Microsoft president Brad Smith's statement on Wednesday about the change came in the wake of a complaint filed by German software provider Next Cloud, France's OVHcloud, Italian cloud service provider Aruba and an association of cloud service providers from Denmark, Reuters reported.
The anti-trust suit was filed in December last year against Microsoft for allegedly forcing companies to use its file-hosting service One Drive on Windows.
A statement from NextCloud at the time said: "OneDrive is pushed wherever users deal with file storage and Teams is a default part of Windows 11," the statement said.
"Behaviour like this is at the core of this growth of the tech giants and has to be stopped."
In the last decade, Microsoft has paid a fine of €1.6 billion (A$1.8 billion) to the EU over various violations.
The company will now help other cloud providers to offer Windows and Office directly as part of a solution they can sell and host on their own infrastructure.
The European Cloud Alliance, of which Microsoft is a member, welcomed the company's announcement.
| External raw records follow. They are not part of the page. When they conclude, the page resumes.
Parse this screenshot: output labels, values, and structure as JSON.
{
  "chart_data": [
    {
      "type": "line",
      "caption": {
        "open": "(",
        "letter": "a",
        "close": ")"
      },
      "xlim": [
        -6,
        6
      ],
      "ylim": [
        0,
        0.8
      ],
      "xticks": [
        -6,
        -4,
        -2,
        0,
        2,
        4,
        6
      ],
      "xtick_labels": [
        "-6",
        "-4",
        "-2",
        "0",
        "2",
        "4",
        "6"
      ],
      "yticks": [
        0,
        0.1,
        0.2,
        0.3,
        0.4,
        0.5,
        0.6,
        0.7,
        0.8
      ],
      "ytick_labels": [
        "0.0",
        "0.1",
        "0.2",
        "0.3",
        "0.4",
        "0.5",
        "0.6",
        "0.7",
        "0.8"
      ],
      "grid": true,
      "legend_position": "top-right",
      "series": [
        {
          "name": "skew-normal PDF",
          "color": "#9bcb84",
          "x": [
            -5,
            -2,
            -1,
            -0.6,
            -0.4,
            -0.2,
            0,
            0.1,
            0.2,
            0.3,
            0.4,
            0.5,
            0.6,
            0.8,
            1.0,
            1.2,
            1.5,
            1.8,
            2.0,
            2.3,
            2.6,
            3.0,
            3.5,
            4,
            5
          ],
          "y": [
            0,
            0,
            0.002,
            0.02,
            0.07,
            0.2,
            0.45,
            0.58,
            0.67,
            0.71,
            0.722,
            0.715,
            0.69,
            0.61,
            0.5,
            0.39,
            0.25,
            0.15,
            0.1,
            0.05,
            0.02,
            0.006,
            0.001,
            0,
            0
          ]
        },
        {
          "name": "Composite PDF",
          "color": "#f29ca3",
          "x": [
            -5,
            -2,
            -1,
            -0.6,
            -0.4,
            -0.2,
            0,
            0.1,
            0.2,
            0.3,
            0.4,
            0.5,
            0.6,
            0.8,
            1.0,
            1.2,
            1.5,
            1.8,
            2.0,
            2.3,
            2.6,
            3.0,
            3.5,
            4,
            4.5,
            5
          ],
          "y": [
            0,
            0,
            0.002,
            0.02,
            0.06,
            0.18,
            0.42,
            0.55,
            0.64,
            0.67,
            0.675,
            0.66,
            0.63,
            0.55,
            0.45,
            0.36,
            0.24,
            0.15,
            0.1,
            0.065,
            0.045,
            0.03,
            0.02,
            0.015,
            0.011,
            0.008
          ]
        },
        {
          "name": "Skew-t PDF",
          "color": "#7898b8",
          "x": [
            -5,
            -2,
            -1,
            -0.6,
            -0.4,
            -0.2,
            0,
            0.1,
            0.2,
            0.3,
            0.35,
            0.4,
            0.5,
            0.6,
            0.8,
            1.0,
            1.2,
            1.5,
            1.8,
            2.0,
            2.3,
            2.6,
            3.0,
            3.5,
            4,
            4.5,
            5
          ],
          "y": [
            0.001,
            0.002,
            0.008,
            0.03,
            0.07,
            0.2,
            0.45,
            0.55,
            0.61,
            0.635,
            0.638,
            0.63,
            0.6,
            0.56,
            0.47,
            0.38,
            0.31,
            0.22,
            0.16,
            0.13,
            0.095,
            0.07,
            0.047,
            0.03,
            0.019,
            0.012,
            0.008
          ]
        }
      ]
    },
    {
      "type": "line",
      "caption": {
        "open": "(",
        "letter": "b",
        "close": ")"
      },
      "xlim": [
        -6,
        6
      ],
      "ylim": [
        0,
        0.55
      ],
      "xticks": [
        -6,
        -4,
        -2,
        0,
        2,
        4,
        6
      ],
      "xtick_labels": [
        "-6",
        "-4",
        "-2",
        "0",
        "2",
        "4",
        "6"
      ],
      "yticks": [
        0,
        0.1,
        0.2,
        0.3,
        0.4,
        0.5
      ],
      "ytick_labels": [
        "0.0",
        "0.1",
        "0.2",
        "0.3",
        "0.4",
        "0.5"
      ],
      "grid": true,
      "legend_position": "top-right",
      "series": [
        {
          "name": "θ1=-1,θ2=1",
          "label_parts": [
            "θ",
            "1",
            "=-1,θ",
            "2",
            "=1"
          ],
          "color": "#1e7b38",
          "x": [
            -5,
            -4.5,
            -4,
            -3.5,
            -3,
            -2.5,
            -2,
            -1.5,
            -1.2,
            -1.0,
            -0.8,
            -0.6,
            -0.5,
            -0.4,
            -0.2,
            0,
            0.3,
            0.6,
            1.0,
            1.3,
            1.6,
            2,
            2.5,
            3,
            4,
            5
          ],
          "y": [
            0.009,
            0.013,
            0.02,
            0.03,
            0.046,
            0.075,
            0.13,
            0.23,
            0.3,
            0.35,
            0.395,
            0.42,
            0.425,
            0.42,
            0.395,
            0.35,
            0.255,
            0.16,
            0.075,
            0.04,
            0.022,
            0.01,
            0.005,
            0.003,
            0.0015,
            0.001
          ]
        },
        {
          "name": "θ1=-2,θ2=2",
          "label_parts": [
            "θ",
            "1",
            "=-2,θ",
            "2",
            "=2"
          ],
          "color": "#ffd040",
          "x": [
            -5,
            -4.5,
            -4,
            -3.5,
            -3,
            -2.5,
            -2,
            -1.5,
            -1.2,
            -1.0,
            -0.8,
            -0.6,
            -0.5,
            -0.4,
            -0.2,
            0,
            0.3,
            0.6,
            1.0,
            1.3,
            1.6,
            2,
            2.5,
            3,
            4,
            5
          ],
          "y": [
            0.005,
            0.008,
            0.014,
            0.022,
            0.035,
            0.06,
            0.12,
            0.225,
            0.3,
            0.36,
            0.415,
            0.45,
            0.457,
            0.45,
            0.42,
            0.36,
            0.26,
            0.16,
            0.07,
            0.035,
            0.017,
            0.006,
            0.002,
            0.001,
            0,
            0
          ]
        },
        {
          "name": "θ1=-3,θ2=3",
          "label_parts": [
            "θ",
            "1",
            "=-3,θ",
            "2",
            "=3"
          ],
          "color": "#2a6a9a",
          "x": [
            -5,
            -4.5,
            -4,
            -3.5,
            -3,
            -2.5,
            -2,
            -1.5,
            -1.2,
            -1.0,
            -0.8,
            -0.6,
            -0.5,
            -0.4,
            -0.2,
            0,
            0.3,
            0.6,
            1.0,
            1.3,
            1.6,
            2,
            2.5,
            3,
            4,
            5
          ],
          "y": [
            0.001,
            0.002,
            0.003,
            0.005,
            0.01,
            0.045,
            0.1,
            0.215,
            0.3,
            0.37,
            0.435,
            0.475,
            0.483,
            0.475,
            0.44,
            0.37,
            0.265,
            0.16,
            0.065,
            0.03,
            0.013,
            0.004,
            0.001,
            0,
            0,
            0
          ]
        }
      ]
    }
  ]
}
“Cloud adoption and the development of European digital capabilities are a priority for the European Union," the ECA executive director Kim Gagné said in a statement.
"Microsoft has a unique role to play in supporting this effort. Brad Smith’s announcement today shows both understanding of and commitment to supporting this priority.
"The European Cloud Alliance is heartened that Microsoft has listened to its European partners in charting this way forward. Hopefully, other large tech companies will take a similarly positive and productive approach to competition in the cloud.”